Not so in Britain, which treats the plant as a harmless vegetable and allows its unrestricted import, export and sale. This is good news for the country's Somali, Yemeni and Ethiopian population, all regular chompers (a third of all Somali adults indulge). Demand from these communities has created a supply chain bringing bundles of stems from Africa to Britain, wrapped in banana leaves to keep them fresh. Their potency declines from the moment of harvest, so suppliers pull out all the stops to get their product into Britain's mafreshi within 24 hours.

The scale of the operation is breathtaking. A Home Office report in 2005 found that up to seven tonnes of qat is imported into Britain every day, mainly from Kenya. A 150-gram portion—a single dose—can be bought for £3, which suggests that the British market is worth some £51m a year for 17m hits.

Given that the target community numbers fewer than 200,000 (including a lot of children), this is a suspiciously large amount. The government reckons much of the stock is for export to markets where it is illegal—especially America, where a £3 British bundle can fetch ten times that much. Many would-be smugglers are intercepted there at customs, but Britain's soft line means they face no punishment when sent home.

Somali women in Britain have long backed a ban, sick of seeing their husbands buzz all night and snooze all day. A survey by Nacro, a crime-reduction charity, found 57% of Somali women thought qat chewers made bad fathers. “My brother does not hold on to jobs because he is up all night chewing,” was one typical response. In the same survey, two-thirds of users admitted they had trouble sleeping and half felt tired or depressed the morning after a session.

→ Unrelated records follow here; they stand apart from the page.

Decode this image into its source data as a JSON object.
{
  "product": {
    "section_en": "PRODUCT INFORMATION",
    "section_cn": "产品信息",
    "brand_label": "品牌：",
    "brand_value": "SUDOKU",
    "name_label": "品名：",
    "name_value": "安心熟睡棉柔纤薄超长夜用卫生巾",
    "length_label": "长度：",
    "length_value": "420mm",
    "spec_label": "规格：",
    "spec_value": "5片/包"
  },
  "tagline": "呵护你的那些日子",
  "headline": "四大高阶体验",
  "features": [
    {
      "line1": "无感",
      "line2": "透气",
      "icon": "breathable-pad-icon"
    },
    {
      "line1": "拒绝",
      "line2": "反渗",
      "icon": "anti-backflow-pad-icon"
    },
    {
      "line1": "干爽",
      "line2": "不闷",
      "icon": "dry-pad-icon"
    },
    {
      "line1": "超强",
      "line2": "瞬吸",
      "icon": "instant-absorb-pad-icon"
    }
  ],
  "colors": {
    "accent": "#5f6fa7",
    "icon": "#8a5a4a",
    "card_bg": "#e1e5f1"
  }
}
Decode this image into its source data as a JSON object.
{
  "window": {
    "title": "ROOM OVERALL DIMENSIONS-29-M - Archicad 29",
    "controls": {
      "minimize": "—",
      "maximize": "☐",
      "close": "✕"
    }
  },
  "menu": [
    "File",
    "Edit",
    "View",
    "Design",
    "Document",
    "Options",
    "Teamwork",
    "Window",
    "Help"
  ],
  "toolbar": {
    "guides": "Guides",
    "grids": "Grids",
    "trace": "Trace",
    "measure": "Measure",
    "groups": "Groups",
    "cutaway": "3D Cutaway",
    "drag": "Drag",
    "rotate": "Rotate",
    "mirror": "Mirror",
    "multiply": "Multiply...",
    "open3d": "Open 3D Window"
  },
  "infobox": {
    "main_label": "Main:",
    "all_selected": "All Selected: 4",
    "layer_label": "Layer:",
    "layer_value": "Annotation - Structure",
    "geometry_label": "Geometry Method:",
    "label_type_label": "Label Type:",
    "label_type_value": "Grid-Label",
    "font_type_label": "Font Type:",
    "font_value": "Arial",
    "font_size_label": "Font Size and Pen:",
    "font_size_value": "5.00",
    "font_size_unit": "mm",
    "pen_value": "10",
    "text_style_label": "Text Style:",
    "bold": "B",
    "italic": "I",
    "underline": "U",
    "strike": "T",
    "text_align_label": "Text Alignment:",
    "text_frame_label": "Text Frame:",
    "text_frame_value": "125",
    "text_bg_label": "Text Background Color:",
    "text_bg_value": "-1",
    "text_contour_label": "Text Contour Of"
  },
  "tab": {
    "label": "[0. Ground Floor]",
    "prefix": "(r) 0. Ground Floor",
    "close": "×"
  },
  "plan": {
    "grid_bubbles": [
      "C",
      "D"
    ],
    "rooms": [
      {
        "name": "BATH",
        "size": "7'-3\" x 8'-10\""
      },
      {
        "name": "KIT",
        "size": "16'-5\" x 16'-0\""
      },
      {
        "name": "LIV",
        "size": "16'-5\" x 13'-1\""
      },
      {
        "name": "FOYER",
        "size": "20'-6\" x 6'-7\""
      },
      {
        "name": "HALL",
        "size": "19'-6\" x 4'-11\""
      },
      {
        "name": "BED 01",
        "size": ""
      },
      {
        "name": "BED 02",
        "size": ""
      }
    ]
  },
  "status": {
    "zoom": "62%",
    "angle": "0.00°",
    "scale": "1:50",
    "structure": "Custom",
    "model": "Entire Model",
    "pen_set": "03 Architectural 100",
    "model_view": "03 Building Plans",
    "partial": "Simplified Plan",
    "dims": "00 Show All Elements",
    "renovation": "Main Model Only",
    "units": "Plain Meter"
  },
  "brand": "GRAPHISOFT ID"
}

Despite this, the government last year approved a report recommending that the drug remain legal. Prohibition would raise its price, it was argued, causing organised criminals to move in and wrench the market from local businesses. In any case, the report noted reassuringly, the scourge was limited to Somalis and Yemenis, and there was “no evidence of qat use in the general population”. No need to worry then.